I grabbed a handful of these a week ago during a visit to a new B&M I found (don’t you just love finding a new B&M). I picked up a few #9s and a couple of #2s for when I’ve got more time. This review will be for the #9 which is 4.75×48.
Upon removing it from the cellophane I was greeted with a slightly oily, dark wrapper with a very light dusting of plume near the cap which I took as a good sign of both the cigar and the new B&M. The one vein I could see could barely be felt, the entire wrapper was very smooth. The cut was very clean and the pre-light draw was just right, yielding a nice mild tobacco flavor.
The first couple of draws produced plenty of smoke and the familiar maduro flavor, though not quite as sweet as some others I’ve had. I found the first and second third of this cigar to be rather mild and one-dimensional. Nothing really bad to say about it, just not very complex, pretty much the same flavor throughout. The ash was rather dark, resembling the ash of the Cuban cigars I’ve had the pleasure to smoke. The ash dropped as a little pellet as the burn got into the second third and the body began to build ever so slightly. The burn wasn’t very straight through the first two thirds and required a couple of touch-ups.

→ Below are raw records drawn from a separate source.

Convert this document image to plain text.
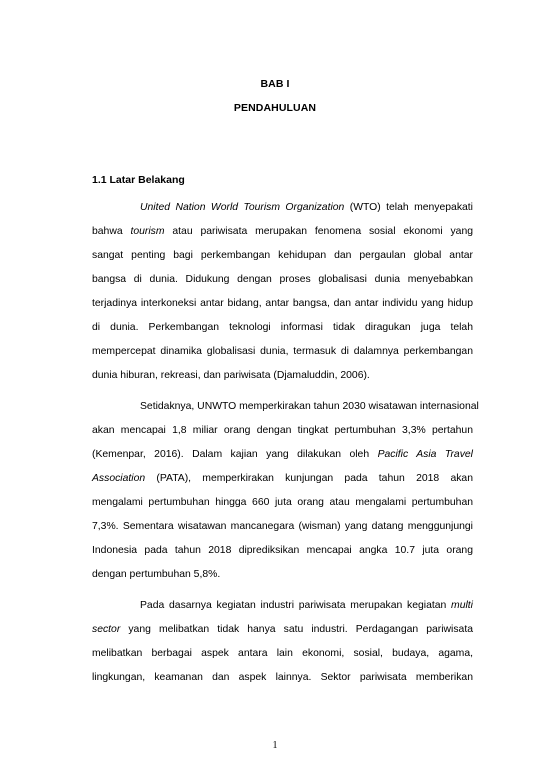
BAB I
PENDAHULUAN
1.1 Latar Belakang
United Nation World Tourism Organization (WTO) telah menyepakati
bahwa tourism atau pariwisata merupakan fenomena sosial ekonomi yang
sangat penting bagi perkembangan kehidupan dan pergaulan global antar
bangsa di dunia. Didukung dengan proses globalisasi dunia menyebabkan
terjadinya interkoneksi antar bidang, antar bangsa, dan antar individu yang hidup
di dunia. Perkembangan teknologi informasi tidak diragukan juga telah
mempercepat dinamika globalisasi dunia, termasuk di dalamnya perkembangan
dunia hiburan, rekreasi, dan pariwisata (Djamaluddin, 2006).
Setidaknya, UNWTO memperkirakan tahun 2030 wisatawan internasional
akan mencapai 1,8 miliar orang dengan tingkat pertumbuhan 3,3% pertahun
(Kemenpar, 2016). Dalam kajian yang dilakukan oleh Pacific Asia Travel
Association (PATA), memperkirakan kunjungan pada tahun 2018 akan
mengalami pertumbuhan hingga 660 juta orang atau mengalami pertumbuhan
7,3%. Sementara wisatawan mancanegara (wisman) yang datang menggunjungi
Indonesia pada tahun 2018 diprediksikan mencapai angka 10.7 juta orang
dengan pertumbuhan 5,8%.
Pada dasarnya kegiatan industri pariwisata merupakan kegiatan multi
sector yang melibatkan tidak hanya satu industri. Perdagangan pariwisata
melibatkan berbagai aspek antara lain ekonomi, sosial, budaya, agama,
lingkungan, keamanan dan aspek lainnya. Sektor pariwisata memberikan
1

The last third is where this cigar really began to come alive, I really wish the entire thing could have been just like this. The body picked up while retaining the smooth, light finish, picking up some leathery tones and the slightest bit of spice. I am usually tiring of a cigar into the last third but this one just got better and better. I smoked it down to about a half of an inch, something pretty rare for me personally.
I smoked the other one of these I picked up the next night with much the same results. While being rather one dimensional through the first two thirds it really came into its own in the last third and I smoked it down to about 1/2 inch. The aroma on this cigar was unique and rather pleasant, probably one of the better smelling cigars I’ve smoked.